Bilindiği üzere işçi ücretleri, bireysel veya toplu iş sözleşmesinde aksine bir hüküm yoksa her ayın sonunda ödenmektedir. 4857 sayılı İş Kanunu’nun 57.maddesine göre işveren, yıllık ücretli iznini kullanan her işçiye, yıllık izin dönemine ilişkin ücretini ilgili işçinin izine başlamasından önce peşin olarak ödemek veya avans olarak vermek zorundadır.
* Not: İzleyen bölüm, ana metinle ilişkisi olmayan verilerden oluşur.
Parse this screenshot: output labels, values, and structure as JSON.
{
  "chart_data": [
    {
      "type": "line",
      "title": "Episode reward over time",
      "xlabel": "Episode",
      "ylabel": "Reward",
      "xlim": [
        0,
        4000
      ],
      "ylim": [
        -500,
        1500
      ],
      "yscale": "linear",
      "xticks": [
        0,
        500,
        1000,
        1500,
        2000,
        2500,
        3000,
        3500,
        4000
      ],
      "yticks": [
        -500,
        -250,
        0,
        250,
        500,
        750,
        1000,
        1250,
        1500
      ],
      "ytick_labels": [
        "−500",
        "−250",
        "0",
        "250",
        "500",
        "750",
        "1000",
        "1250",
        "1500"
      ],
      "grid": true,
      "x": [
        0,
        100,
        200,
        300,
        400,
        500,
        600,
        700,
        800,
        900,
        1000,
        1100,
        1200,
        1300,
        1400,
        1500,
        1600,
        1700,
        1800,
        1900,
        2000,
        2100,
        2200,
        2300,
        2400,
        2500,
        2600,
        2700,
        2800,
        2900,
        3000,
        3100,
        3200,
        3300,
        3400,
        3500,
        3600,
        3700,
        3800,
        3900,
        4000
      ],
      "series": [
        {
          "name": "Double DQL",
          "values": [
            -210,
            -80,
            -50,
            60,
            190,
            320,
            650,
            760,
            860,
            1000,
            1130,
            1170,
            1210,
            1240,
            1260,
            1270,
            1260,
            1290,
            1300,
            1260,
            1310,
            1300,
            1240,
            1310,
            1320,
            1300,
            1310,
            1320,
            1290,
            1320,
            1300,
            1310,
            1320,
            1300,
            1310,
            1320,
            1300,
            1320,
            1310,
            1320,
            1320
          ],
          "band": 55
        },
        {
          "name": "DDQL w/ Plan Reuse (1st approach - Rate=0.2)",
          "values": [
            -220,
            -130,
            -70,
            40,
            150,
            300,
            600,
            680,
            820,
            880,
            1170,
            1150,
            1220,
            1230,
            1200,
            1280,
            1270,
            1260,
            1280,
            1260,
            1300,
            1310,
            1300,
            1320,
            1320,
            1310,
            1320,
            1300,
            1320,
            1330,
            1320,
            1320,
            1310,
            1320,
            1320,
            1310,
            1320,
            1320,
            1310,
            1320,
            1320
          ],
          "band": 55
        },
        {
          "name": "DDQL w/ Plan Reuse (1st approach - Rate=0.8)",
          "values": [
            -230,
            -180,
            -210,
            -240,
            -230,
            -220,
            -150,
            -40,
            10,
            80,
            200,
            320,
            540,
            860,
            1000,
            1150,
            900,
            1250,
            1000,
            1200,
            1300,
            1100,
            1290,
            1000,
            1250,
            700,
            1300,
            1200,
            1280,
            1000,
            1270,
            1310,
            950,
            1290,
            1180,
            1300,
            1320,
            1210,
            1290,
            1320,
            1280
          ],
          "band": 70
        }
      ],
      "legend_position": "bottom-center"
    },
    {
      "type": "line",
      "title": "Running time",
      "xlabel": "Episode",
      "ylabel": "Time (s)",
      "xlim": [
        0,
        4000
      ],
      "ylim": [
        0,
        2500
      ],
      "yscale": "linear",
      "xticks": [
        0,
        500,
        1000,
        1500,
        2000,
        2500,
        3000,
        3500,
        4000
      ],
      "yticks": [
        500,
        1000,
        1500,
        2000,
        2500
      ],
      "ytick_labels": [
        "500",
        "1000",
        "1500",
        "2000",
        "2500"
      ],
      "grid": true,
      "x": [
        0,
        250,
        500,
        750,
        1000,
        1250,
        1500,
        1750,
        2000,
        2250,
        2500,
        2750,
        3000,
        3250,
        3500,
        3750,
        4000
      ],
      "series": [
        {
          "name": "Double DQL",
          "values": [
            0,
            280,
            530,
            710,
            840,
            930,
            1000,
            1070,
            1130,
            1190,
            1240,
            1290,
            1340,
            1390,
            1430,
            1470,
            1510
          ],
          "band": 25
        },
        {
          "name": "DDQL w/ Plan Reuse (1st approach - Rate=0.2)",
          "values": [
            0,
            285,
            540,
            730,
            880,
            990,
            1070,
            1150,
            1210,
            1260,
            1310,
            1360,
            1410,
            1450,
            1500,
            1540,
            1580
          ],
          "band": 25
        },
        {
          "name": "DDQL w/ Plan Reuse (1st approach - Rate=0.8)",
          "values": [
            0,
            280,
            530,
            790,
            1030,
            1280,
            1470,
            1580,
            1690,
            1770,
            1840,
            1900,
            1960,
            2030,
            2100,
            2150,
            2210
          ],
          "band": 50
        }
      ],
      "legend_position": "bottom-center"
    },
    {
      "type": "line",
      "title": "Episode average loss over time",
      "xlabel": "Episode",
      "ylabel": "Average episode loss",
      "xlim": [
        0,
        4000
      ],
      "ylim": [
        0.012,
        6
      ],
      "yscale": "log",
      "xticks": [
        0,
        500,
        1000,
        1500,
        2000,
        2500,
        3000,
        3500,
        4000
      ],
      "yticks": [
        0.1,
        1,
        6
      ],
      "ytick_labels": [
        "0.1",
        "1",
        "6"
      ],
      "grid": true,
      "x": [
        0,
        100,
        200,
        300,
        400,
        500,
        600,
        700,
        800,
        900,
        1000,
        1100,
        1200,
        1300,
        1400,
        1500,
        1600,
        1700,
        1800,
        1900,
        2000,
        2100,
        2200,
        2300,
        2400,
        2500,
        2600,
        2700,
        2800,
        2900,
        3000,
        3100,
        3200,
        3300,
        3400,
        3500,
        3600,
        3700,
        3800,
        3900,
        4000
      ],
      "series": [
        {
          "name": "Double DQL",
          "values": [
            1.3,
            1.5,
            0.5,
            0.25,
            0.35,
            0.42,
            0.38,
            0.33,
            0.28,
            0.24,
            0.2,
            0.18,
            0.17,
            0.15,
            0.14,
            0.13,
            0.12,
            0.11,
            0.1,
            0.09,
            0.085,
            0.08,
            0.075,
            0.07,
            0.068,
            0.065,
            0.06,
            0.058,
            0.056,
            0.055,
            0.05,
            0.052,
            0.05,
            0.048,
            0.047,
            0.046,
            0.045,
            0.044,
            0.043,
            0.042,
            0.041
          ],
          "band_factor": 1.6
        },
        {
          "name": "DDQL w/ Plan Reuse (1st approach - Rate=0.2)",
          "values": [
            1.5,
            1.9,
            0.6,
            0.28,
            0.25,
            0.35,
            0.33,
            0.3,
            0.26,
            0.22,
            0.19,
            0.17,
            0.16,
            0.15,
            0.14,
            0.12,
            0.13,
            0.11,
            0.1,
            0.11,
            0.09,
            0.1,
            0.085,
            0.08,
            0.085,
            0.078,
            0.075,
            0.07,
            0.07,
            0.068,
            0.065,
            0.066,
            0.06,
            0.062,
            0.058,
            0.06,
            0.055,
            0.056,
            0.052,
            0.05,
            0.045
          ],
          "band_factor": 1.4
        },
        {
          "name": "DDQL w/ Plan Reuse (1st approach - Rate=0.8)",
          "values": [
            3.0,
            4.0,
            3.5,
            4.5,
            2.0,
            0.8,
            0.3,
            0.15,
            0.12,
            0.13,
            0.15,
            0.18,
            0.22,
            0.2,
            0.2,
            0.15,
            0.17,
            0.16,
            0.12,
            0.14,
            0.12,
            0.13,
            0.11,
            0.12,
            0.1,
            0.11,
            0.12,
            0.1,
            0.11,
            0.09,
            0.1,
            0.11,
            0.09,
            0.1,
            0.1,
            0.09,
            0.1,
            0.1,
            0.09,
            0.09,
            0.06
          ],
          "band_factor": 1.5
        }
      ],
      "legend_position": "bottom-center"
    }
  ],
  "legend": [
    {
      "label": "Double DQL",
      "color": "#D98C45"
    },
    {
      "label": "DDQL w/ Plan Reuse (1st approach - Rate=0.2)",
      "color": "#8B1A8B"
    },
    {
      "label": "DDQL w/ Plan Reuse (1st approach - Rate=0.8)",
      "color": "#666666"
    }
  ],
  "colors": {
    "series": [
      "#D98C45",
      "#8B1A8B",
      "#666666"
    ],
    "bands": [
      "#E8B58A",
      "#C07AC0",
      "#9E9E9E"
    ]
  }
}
Peşin ödenecek ya da avans olarak verilecek tutarların hesabında fazla çalışma ücreti, prim ve sosyal yardımlar dikkate alınmazken; izin süresine rastlayan hafta tatili, ulusal bayram ve genel tatil ücretleri ayrıca ödenmektedir.
İzin ücretleri peşin ödenmeyen işçilerin istifa edip süreci yargıya taşımaları sonrası Bölge adliye mahkemeleri hukuk daireleri kararları arasında peşin ödenmeyen izin ücretlerinin, haklı nedenle fesih sayılıp sayılmayacağı konusunda uyuşmazlık yaşanmış ve bu uyuşmazlık üzerine konu Yargıtay’a intikal etmiştir.
Konuya ilişkin olarak Yargıtay 9.Hukuk Dairesi 2025/24 E. ve 2025/2487 K. Sayılı kararında; işverenin, işçiye yıllık izne çıkmadan önce izne ilişkin ücretini peşin olarak ödemesi veya avans şeklinde vermesi gerektiği belirtilmiştir.
Kararda ayrıca, işverenin bu yükümlülüğe aykırı davranması hâlinde, ücretin zamanında ödenmemesi ve çalışma şartlarına uyulmaması uyarınca haklı nedenle iş sözleşmesinin feshedebileceği ve bu durumda kıdem tazminatına hak kazanılabileceği hüküm altına alınmıştır.
İzin ücretini ödemeyen, yasaya aykırı şekilde ödeyen veya eksik ödeyen işveren hakkında 4857 sayılı İş Kanunu’nun 103. maddesi uyarınca her işçi için ayrı ayrı olmak üzere 2025 yılı itibarıyla 3.837 TL idari para cezası uygulanabilecektir.